Portrayed by Craig Hudson, 'Sailor' Art Thomas (1924-2003) was the first great African-American wrestling star. Orphaned soon after the family moved to Wisconsin from Arkansas, Thomas served in the navy near the end of WWII before returning to Madison where he worked at the Greyhound Bus depot. Since his days in the navy he had dreamed of becoming a professional wrestler, deeming himself not quick enough to be a boxer. It was difficult for him to break into the sport—managers refused to train him, and other wrestlers didn’t want to fight a black man. That all changed the day a loaded bus about to depart the terminal suddenly had a flat tire. The jack was broken, and the only way to fix it seemed to be emptying the bus completely of passengers and luggage.

Without thinking, Thomas bent down and slowly lifted the back of the bus, holding it for several minutes while they changed the tire.
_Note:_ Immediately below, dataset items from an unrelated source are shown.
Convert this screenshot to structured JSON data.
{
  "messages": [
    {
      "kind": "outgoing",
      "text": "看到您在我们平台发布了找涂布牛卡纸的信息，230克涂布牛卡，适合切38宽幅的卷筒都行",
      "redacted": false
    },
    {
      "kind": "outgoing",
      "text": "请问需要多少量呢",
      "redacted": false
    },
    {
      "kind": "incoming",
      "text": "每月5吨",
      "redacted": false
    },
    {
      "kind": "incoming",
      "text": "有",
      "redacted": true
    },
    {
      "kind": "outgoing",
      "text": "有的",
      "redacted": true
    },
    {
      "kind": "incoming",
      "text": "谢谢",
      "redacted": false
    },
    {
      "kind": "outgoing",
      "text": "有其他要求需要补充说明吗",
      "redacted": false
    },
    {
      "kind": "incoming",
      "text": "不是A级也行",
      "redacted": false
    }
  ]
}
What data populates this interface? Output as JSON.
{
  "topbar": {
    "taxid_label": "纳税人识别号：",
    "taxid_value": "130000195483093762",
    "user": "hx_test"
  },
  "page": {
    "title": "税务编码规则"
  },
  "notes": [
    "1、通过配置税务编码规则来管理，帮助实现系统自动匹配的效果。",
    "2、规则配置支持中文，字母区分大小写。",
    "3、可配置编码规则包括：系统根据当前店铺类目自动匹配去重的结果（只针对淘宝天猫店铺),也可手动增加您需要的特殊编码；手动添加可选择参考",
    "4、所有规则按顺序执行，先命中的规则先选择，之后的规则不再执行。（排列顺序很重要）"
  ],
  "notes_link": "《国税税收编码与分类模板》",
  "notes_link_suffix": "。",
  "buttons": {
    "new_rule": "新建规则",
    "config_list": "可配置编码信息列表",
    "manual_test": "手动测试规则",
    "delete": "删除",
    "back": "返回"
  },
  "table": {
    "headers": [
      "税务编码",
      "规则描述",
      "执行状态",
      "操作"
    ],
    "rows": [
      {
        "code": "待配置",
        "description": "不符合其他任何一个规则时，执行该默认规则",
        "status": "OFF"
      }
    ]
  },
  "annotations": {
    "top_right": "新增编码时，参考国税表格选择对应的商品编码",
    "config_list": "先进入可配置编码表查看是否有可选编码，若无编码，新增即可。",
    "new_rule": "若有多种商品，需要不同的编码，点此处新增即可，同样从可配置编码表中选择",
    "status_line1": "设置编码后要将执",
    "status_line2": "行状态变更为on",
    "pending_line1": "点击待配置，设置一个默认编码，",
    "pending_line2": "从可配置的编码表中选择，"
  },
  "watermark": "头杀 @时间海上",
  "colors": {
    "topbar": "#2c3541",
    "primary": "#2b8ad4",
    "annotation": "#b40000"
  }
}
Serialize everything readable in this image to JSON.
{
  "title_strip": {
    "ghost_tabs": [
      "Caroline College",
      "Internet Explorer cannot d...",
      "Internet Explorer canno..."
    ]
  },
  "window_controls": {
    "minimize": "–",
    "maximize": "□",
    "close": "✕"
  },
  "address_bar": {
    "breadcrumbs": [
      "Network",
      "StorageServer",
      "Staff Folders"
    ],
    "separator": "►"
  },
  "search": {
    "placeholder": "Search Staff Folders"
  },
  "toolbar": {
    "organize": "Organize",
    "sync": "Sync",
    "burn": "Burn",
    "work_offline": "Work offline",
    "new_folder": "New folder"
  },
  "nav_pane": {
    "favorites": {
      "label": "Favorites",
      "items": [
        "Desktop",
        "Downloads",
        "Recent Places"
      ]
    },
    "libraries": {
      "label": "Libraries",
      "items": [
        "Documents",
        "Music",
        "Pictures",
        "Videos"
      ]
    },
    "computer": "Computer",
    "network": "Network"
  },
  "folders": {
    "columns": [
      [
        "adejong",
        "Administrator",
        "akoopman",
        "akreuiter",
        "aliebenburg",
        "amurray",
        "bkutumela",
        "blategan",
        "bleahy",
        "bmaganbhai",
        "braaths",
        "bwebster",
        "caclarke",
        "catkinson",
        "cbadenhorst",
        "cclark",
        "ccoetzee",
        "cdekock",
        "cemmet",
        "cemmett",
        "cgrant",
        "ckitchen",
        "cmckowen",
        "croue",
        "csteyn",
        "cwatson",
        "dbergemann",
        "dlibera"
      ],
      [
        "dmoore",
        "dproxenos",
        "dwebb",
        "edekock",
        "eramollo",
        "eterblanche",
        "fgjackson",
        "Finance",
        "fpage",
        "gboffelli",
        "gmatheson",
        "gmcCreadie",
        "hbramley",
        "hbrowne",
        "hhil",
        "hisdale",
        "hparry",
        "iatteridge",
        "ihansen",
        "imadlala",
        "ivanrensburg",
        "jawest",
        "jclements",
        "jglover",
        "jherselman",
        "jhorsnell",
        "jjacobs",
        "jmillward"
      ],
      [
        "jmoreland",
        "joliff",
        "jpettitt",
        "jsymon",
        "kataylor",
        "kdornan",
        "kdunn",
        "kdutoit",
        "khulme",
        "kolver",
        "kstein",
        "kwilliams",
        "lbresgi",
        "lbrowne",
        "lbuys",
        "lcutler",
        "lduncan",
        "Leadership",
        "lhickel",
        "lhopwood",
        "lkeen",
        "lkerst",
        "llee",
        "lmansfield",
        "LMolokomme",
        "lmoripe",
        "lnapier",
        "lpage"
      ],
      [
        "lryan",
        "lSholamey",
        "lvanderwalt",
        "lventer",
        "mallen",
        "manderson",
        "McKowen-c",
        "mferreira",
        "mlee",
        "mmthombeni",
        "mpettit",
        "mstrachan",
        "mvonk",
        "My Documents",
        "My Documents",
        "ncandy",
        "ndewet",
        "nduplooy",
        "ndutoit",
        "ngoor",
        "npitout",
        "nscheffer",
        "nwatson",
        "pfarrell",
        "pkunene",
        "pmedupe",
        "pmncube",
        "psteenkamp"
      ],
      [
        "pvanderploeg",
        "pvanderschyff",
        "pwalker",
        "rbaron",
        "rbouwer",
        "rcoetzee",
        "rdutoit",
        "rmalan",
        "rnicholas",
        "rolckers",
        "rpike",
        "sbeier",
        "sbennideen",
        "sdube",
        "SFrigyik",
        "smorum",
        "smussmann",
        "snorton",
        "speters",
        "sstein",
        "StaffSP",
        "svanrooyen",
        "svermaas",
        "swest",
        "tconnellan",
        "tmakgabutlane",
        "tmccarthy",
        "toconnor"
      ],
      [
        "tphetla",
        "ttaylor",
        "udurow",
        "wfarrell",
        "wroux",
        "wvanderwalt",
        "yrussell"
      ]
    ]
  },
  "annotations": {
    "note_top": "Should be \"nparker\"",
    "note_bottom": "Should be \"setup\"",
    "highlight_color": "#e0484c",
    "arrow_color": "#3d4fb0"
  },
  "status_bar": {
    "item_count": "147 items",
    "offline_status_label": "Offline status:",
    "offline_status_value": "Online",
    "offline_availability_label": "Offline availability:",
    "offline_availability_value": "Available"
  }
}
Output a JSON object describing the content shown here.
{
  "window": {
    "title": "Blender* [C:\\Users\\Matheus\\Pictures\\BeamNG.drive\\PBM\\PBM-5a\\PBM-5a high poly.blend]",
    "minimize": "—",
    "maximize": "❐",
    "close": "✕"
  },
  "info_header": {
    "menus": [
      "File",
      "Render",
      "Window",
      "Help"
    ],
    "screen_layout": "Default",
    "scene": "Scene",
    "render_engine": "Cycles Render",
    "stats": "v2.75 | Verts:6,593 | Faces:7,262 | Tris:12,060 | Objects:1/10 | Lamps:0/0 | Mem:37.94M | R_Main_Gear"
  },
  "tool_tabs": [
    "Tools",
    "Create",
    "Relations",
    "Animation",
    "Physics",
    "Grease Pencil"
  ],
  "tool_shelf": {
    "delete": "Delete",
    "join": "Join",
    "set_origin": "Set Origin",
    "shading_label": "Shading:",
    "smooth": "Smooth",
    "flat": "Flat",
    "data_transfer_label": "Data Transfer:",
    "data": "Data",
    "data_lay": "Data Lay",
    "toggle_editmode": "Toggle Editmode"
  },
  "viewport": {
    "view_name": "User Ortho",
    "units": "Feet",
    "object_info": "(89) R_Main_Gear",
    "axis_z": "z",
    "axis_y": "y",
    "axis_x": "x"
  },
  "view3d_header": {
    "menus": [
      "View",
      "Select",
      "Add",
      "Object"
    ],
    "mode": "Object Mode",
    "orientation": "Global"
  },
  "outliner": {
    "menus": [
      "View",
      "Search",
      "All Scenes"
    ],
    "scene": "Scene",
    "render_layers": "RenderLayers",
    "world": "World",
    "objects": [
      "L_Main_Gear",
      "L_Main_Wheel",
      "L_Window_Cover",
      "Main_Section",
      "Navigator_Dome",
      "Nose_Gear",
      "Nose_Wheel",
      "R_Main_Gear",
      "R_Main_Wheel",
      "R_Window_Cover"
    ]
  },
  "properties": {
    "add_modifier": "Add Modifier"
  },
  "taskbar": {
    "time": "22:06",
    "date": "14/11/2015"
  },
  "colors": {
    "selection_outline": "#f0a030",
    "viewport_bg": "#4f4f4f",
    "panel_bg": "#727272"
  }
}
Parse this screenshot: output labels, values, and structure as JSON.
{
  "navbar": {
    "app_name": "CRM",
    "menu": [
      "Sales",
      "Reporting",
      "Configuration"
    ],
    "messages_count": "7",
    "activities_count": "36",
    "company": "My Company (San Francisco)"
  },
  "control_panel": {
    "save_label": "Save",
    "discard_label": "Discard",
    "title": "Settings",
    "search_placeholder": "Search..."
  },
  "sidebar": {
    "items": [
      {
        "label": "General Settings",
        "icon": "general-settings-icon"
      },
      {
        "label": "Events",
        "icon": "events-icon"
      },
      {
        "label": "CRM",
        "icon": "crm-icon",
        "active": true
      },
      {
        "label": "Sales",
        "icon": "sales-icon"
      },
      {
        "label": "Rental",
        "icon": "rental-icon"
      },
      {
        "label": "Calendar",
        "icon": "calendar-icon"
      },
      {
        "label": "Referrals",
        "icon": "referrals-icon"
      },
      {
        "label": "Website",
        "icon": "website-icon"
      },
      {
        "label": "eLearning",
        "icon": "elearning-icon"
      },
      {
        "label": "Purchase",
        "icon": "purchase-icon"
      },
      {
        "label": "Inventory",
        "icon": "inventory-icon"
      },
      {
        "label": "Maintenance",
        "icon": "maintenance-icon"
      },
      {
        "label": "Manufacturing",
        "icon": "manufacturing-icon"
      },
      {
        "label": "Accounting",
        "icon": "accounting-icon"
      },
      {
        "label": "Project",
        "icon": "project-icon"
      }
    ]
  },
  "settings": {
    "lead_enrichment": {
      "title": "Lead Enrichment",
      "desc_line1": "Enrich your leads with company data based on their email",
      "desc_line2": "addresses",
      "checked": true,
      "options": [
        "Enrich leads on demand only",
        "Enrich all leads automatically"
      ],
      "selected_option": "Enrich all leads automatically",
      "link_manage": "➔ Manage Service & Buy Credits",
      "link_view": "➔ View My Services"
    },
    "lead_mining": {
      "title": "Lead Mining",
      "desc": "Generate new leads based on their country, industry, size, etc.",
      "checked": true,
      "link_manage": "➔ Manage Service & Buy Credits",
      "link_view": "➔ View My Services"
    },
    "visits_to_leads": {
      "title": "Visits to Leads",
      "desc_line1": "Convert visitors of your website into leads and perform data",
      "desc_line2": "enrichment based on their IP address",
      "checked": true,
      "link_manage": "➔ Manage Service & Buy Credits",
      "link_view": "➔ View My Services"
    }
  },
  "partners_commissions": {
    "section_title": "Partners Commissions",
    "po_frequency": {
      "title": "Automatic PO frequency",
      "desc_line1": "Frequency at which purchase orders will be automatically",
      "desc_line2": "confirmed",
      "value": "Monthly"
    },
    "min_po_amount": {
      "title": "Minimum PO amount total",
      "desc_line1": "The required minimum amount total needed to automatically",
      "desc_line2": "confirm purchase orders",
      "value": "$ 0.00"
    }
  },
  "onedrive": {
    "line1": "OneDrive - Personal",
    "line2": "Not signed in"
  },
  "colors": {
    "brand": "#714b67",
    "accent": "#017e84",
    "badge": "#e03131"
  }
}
When he set it back down again, Jimmy Demetral (local residents will recognize that name from Demetral Field) was standing beside him. “I hear you want to be a wrestler,” he said to Thomas, and thus began his illustrious career. He soon became a local, national and international hero due to his "physique and good-nature," and became World Heavyweight Champion in 1972. As his grave is more difficult to access, actor Craig Hudson delivered his part next to the memorial dedicated by the Dane County Chapter of American Gold Star Mothers Inc.

Our next stop was to be the gravesite of Edward P. Bridgman (1834-1915), but the actor who was to play him, Greg Johnson, called in sick that day (guess they didn’t think of understudies). Bridgman served with the 37th Massachusetts Volunteers during the Civil War and moved to Wisconsin in the 1870s, coming to Madison in 1901 where he was a popular Memorial Day speaker until he died.